The proposed national economic stimulus plan includes key incentives for state health IT programs and focuses on the goal of having all medical records computerized within five years, according to the Washington-based National Conference of State Legislatures (NCSL).
If the bill passes as it is currently written, “states would receive funds to offer low-interest loans to finance implementation of health IT as well as money to distribute grants to regional health information exchanges that will enable better coordination of care,” says Sen. Richard T. Moore, NCSL vice president, who is also co-chair of NCSL’s Health Information Technology Champions (HITCh) Project and a member of the National Governor’s Association’s State e-Health Alliance.
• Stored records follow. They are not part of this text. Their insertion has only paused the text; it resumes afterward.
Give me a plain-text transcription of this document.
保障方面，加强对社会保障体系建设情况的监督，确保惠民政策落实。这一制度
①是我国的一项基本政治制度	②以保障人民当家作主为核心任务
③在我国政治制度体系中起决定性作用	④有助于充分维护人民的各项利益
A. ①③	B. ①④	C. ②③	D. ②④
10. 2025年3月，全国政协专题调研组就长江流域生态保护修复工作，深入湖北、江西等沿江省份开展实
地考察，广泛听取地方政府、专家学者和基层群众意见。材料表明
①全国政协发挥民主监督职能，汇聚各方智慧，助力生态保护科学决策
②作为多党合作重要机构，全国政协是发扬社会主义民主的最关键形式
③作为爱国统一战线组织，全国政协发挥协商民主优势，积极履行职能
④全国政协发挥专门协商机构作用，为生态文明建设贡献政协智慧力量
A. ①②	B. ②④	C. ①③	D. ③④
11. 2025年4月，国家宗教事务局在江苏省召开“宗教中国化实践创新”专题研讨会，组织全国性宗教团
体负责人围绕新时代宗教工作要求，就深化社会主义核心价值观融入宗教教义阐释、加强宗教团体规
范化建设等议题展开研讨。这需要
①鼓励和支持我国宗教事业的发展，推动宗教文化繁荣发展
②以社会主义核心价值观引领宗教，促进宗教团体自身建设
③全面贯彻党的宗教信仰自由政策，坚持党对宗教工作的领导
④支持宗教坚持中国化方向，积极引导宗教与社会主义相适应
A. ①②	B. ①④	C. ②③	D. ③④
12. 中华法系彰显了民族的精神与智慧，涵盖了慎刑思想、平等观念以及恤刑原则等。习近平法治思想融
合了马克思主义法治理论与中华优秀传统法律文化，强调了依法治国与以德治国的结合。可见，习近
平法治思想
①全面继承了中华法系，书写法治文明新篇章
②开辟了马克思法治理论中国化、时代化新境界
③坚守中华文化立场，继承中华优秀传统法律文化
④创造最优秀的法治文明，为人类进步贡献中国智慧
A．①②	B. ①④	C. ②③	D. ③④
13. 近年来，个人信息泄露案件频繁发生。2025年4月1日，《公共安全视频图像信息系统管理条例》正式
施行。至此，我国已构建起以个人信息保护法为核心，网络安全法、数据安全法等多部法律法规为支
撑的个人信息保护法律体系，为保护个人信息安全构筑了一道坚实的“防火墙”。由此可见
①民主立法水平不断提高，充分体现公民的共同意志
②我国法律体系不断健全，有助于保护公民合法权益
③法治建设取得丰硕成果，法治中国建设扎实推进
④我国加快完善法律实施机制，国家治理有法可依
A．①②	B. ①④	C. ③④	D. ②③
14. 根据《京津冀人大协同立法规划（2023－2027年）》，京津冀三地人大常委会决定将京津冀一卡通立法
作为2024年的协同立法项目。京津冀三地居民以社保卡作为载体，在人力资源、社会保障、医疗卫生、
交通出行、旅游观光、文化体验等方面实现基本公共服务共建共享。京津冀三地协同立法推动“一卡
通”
A preliminary summary of the House version of the package identifies four health IT priorities:
· Invest $20 billion in health IT infrastructure, including Medicaid and Medicare incentives and state grants to encourage providers to use health IT
· Develop standards that allow for the nationwide electronic exchange of health information
· Generate savings through improvements in quality, care coordination, and reductions in medical errors
· Strengthen privacy and security laws assuring that state laws are retained
The National Conference of State Legislatures (NCSL) has developed a cadre of health IT policy experts from among its members. In this rapidly evolving arena, legislative expertise in health IT policy is essential to identify best practices for the use of state and federal money.
NCSL is a bipartisan organization serving the legislators and staff of the states, commonwealths and territories. It provides research, technical assistance and opportunities for policymakers to exchange ideas on state issues and is an advocate for the interests of the states, it says.